We join together today to commemorate and pay tribute to those who have loyally and devotedly sacrificed their lives in all the conflicts of war, to preserve the freedoms that we enjoy today.
Never in the 105 years since the Allied forces landed at Gallipoli on what is now known as Anzac Cove, have Australians been asked to summon the stoic resolve, courage and fortitude displayed by these soldiers in our current fight with an unseen enemy.
It is well known that the Allied mission to capture Constantinople, the capital of the Ottoman Empire, an ally of Germany, was tragically met with failure. With an underestimation of the Ottoman military potential and a sense of superiority among the Allies, just before dawn on this day, in 1915, Australian and New Zealand forces landed on the shores of Gallipoli.
The half-light of dawn was favoured, a time when troops were awake, alert and manning their weapons, known as the ‘stand to’. What began as a bold strike ended in a devastating and bloody stalemate that lasted for eight long months.
56,707 Allied troops lost their lives, including 8,709 from Australia and 2,721 from New Zealand, with 302,000 Allied casualties and 250,000 from the Ottoman Empire.
This was the first campaign of the First World War that led to major casualties for our troops, and the defeat had a profound effect on people at home, becoming a symbolic day on which we remember and commemorate our war dead. It has been considered that this event was the beginning of Australian and New Zealand national consciousness.
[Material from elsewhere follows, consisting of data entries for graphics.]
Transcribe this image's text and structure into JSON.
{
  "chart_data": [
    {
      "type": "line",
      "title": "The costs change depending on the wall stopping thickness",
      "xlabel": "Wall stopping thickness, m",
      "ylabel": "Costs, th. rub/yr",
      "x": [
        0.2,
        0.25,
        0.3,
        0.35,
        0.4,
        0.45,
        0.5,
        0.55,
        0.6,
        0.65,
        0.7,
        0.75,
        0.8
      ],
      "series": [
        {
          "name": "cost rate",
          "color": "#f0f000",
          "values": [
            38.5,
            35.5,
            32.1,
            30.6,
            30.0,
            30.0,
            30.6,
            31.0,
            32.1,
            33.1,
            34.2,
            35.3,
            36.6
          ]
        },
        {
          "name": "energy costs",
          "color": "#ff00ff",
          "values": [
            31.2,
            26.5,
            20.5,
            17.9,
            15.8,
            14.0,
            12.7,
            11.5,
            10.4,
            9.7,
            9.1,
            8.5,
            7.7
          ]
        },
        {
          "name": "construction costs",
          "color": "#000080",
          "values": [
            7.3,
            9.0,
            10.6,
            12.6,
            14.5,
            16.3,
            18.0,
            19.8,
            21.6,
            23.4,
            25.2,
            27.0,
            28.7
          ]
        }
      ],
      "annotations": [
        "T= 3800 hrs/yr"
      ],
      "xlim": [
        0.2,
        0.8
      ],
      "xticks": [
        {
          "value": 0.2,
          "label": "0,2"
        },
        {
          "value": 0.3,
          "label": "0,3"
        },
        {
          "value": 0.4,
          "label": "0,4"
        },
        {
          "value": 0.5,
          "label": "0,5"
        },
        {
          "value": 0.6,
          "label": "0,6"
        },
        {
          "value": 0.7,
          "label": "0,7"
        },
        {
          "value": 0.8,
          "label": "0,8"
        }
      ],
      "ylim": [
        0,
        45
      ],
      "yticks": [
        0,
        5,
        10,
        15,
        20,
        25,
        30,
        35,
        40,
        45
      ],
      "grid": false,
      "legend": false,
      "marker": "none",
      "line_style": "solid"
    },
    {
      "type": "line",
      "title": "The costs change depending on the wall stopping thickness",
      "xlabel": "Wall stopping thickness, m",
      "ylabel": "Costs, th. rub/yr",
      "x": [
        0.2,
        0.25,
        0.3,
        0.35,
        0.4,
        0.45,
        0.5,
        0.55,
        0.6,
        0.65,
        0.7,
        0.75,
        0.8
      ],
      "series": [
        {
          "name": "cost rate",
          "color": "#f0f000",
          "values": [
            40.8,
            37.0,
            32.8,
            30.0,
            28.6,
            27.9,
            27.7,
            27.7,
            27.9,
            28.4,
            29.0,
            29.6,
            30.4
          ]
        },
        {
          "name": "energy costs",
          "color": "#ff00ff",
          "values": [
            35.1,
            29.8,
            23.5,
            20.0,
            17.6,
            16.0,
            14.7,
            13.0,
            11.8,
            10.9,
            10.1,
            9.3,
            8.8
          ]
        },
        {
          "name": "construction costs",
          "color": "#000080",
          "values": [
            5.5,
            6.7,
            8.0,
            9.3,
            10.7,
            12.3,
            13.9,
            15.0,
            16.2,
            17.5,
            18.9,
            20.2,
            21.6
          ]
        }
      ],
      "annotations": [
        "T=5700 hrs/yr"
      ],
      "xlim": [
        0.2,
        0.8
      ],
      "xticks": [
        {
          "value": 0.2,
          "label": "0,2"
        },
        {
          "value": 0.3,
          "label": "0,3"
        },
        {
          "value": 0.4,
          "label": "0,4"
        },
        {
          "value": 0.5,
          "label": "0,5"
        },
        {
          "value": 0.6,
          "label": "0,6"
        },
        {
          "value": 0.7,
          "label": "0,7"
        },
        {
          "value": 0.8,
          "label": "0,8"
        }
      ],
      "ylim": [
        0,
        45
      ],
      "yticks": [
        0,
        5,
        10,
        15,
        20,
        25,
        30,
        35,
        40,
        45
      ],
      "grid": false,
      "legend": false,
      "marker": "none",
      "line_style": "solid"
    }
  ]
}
Nowadays, ANZAC Day goes well beyond the anniversary of the landing at Gallipoli in 1915. It is a day on which we remember and pay tribute to all Australians who have served and died in the various theatres of war, past and present. It has become a symbol for values which Australians so highly treasure; those of mate ship, courage, sacrifice and stoic duty.
Our commemorative services date back to the first Anzac Day in 1916, organised by Queensland Canon David Garland as a non-denominational commemoration by the whole of society, and the date 25th April was then etched in our history. Despite interest waning in the 1960’s and 70’s, Prime Minister’s Hawke and Howard were staunch supporters of the importance of remembrance, and today we are particularly pleased to see younger Australians embrace with reverence and respect, those who have paved the way before us, defending the life we so highly cherish.
Dawn services, the playing of the Last Post and two minutes of silence are a powerful moment for Australians of all cultures and age groups to reflect on the strength and values of those who served. Marches allow troops and later generations to wear the medals of service and bravery and to honour family who so selflessly protected our freedoms.
Lieutenant Colonel and later Turkish President Kemul Ataturk, who oversaw the Ottoman forces at Gallipoli, delivered these words at a memorial in 1934, to the first Australians, New Zealanders and British to visit the battlefields.
You, the mothers,
Who sent their sons from far away countries, Wipe away your tears.
Your sons are now lying in our bosom and are in peace
after having lost their lives on this land they have become our sons as well.
Today we stop and turn off our busy lives, reflect on the sacrifice of others, pause to consider those around us and how we can serve, and find within ourselves the stoic strength of character to endure our current crisis.
The inscription on the wall of the Sir John Monash Centre in the grounds of the Villers-Bretonneux Military Cemetery in northern France perfectly sums up the heritage of ANZAC.
Anzac is not merely about loss.
It is about courage and endurance, and duty, and love of country,
and mateship, and good humour, and the survival of a
sense of self worth and decency in the face of dreadful odds.
To all the men and women who have served our nation, there is little we can say that fully reflects our gratitude and our debt to you, because of you we live in a free and fair nation. In a world where right is might, not the other way round, and so instead we simply say: Lest we Forget.